Hello Community,
I hate generic questions, but I’m starting to get the crisis here. My Home Assistant installation is now dying in under 24 hours, with random error messages about components or IO errors.
I have already reinstalled HassIO several times and restored snapshots. I had a Pi, changed the power supply there, I connected the Pi directly to the router instead of via D-LAN, I deactivated all custom componentens… Now I bought a completely new NUC out of desperation and because I suspected a bit the SD card. Yesterday evening snapshot restored, ran through the night, this morning again hundreds of errors in the log, now dead.
Sometimes it’s the Yeelight lamps, sometimes my Bluetooth thermostat, sometimes MQTT, sometimes Wemo, sometimes the network is allegedly gone, sometimes the filesystem read-only…
Here are some excerpts from my log, sometimes I can’t even save it before I can’t get to it anymore: https://pastebin.com/WFVQjKmm
I’m slowly going crazy here! Does anyone have any idea what is going so wrong here?

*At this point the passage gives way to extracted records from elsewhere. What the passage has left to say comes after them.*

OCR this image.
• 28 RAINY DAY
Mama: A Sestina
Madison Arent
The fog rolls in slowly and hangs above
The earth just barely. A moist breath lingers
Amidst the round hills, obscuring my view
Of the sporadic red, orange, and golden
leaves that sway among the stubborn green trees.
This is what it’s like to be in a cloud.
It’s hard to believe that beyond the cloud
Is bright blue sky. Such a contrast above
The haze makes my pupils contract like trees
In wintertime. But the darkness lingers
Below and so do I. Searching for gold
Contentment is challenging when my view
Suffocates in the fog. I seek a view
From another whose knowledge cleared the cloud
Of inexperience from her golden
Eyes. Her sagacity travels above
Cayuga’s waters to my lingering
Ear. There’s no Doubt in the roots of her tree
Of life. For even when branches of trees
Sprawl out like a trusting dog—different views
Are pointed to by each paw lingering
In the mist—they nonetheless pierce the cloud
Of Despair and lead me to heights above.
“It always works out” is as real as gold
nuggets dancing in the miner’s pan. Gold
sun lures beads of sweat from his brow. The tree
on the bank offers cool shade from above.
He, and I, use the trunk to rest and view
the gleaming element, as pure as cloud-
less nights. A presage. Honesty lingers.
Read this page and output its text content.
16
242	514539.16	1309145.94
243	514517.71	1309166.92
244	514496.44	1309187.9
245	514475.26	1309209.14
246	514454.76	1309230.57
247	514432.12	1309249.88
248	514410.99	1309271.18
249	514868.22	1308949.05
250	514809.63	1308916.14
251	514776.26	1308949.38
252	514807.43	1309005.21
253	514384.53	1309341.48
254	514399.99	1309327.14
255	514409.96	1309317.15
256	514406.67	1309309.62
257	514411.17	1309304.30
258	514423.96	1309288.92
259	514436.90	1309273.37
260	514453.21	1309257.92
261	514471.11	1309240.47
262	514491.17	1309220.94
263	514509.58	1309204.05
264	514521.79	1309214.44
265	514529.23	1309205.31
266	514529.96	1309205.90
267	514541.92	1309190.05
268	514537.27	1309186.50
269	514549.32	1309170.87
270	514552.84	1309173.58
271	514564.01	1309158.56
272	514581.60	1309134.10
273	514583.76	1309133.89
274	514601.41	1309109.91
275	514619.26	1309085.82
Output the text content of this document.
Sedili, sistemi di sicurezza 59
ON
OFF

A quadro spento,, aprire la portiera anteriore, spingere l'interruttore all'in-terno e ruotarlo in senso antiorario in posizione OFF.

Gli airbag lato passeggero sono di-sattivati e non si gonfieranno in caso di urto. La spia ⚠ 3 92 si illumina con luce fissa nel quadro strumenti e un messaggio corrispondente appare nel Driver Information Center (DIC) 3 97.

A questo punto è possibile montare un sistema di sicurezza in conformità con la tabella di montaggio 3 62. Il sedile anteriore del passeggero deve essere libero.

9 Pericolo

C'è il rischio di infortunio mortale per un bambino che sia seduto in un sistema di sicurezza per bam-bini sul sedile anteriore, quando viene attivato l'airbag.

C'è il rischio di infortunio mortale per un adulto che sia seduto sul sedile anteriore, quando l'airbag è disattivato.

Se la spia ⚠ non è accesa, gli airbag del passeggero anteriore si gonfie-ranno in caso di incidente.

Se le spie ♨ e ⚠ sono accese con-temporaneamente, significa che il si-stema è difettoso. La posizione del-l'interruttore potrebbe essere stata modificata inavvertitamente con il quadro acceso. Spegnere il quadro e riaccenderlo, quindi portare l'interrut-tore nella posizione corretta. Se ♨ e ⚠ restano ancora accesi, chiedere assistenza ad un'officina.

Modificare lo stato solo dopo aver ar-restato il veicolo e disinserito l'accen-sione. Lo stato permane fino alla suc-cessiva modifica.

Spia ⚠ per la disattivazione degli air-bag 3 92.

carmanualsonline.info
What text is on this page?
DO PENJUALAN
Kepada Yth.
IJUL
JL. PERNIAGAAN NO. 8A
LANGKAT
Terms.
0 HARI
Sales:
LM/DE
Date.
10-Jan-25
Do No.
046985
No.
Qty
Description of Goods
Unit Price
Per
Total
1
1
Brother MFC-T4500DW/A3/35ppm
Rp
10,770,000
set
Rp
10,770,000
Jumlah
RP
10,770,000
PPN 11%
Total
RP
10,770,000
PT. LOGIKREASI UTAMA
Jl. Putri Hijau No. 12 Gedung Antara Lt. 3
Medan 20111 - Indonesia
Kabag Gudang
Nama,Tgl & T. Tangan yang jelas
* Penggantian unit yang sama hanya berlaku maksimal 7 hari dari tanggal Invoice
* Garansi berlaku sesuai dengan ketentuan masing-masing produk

This is a long shot but if you happen to have the Duckdns hass.io add-on enabled, you should turn that off. I once had really strange issues I couldn’t diagnose. It sounds similar to your issue, where random components would start failing slowly, basically couldn’t make a network connection. I turned off the add-on and haven’t had the issue for nearly a month now.
SSH already dead, can’t restart the addon, System log empty, can still use the GUI to interact with my devices, more more error messages are coming: https://pastebin.com/A0ykyvmF
You didn’t mention what version of HA you were running on or what hardware it was running on. I’ve noticed a bit of instability in 0.91.2 but I see today 0.91.3 is now available. Might be worth updating.
If using an SD card it may be going bad. As mentioned above try deleting the DB and the HA log files too.
I flashed the image on my ssd with etcher. Could this be a problem? That the filesystem got not resized or something? Or should the sensor display the not-resized size then?
That would explain the short time where it runs fine
Honestly you’d need to check the kernel logs for what’s going on fully, and to do that you’ll need SSH access to the main OS or mount the disk in another instance of linux somewhere.